Mi papá pintó de blanco el living-comedor con ayuda de un rodillo, y fue como si la mancha de humedad nunca hubiera existido.
La curiosa inscripción “Enid D estuvo aquí” permaneció en el desván y me pregunté si la maleta que no se podía abrir le habría pertenecido y por qué la había dejado atrás al irse de la casa.
Estaba seguro de que Enid –un nombre curioso, pero igual muy bonito– había sido una adolescente como yo, pero si los discos ochenteros del entretecho eran suyos, ahora debía tener unos cuarenta y muchos años.
Me llevé la maleta café a mi pieza, preguntándome qué sorpresas encerraría.
No tuve mucho tiempo para divagar al respecto, porque la casa nos empezó a demandar bastante trabajo. Descubrimos que el cálefon no funcionaba y costó un mundo y la mitad de otro hallar un repuesto que le sirviera. Además, pasamos un fin de semana entero pintando el frontis de un tono damasco pálido que a mí no me gustó nada, pero a Luna sí porque lo había escogido ella.
Mi papá estaba empeñado en darle el gusto en todo, quizás para compensarla por haberla apartado de sus amiguitas del bloque de departamentos. La cortina de la ducha del baño que compartía con ella quedó con un diseño de pececitos bastante infantil.
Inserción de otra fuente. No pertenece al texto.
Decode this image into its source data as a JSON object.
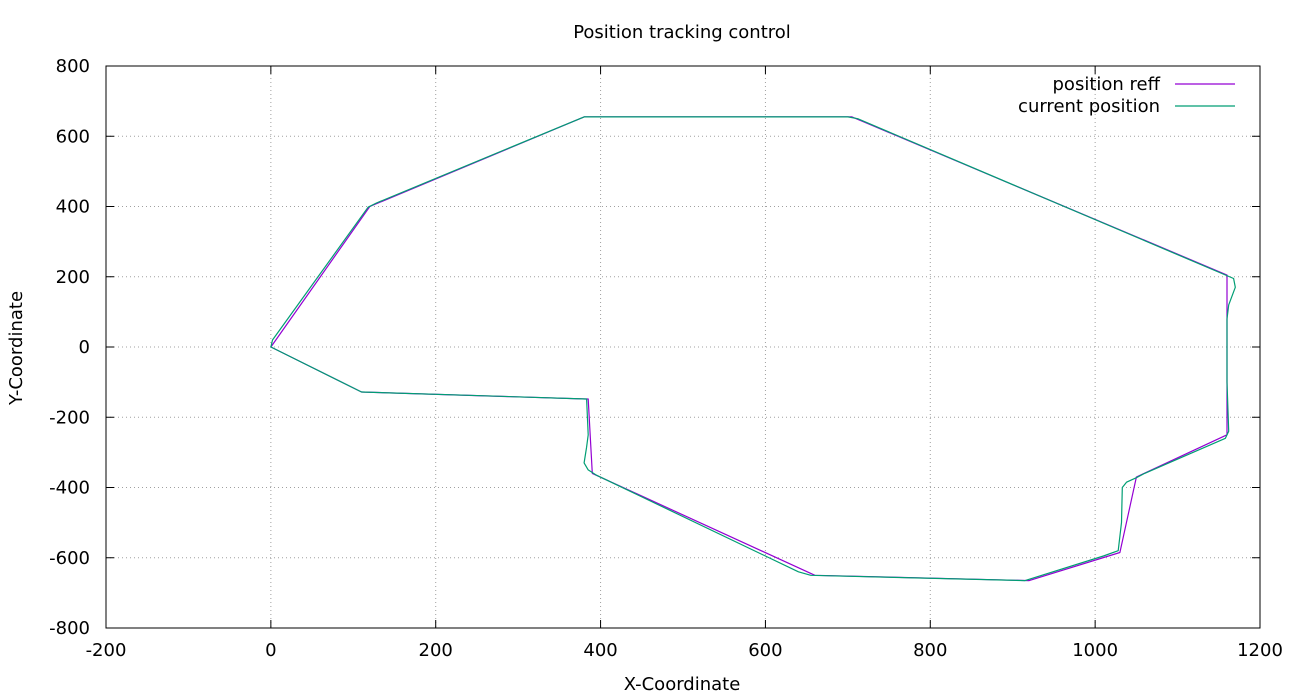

Me ofrecí a pintar de azul el buzón de madera. Con un par de brochazos los pájaros desvaídos quedaron en el olvido. Silbando mientras aplicaba una segunda capa, noté que dentro había un sobre amarillo y alargado, sin destinatario ni remitente.
Lo abrí. Contenía una llave pequeña y brillante.
“¿La llave de qué?”, me pregunté. El sobre era nuevo, pero la llave, que parecía haber sido pulida hace poco, estaba desgastada. Me sentí observado y levanté la vista: la calle estaba desierta.
Yo y mi imaginación.
–¿Crees que sea una broma? –preguntó Ram por el Facetime.
–Capaz. En la cocina hay una alacena con cerradura, pero está abierta y además la llave no le hace.
–Y si el sobre es nuevo, eso quiere decir que lo dejaron hace poco... –comentó mi amigo.
Acababa de contarle a Ram lo del mensaje de Enid en la pared del entretecho y del extraño espejo trizado que parecía desprender humedad.
Y además estaba el asunto de la maleta...
–¡Espera un poco! –salté y por poco dejé caer mi celular.
Con una fuerte palpitación en el pecho, corrí a sacar la maleta café del clóset donde la había guardado. La deposité sobre la cama, donde le diera bien la luz. Introduje la llave en uno de los cerrojos y este cedió. Hice lo mismo con el otro...
–¿Qué pasa, Pascual? –preguntó Ram desde la pantalla.
Abrí la maleta. Estaba repleta de objetos curiosos. Un paraguas amarillo con mango verde, un tigre de madera con rayas negras brillantes, una colección de cintas para el pelo, una especie de rosario confeccionado con pétalos de rosa, una armónica con diseño de nubes y un cuaderno con dibujos de mariposas de colores en la tapa.
Los tesoros de Enid D.
Hojeé el cuaderno. Estaba lleno de caricaturas y anotaciones confusas escritas con una letra irregular. Algo escapó de entre sus páginas y cayó al suelo. Era una foto de cámara Polaroid, de esas que estuvieron muy de moda en los 80. La recogí. Una chica de pelo largo color de fuego sonreía despeinada haciendo el signo de la paz a la cámara. Tras ella y a la distancia se veía un carrusel de caballitos como los de los parques de diversiones.
La chica no estaba sola; a su lado un muchacho sonreía nervioso, como si lo hubieran sorprendido donde no debía estar.
Mi corazón dio un salto y por dos segundos me olvidé de respirar.
El chico de expresión asombrada era idéntico a mí.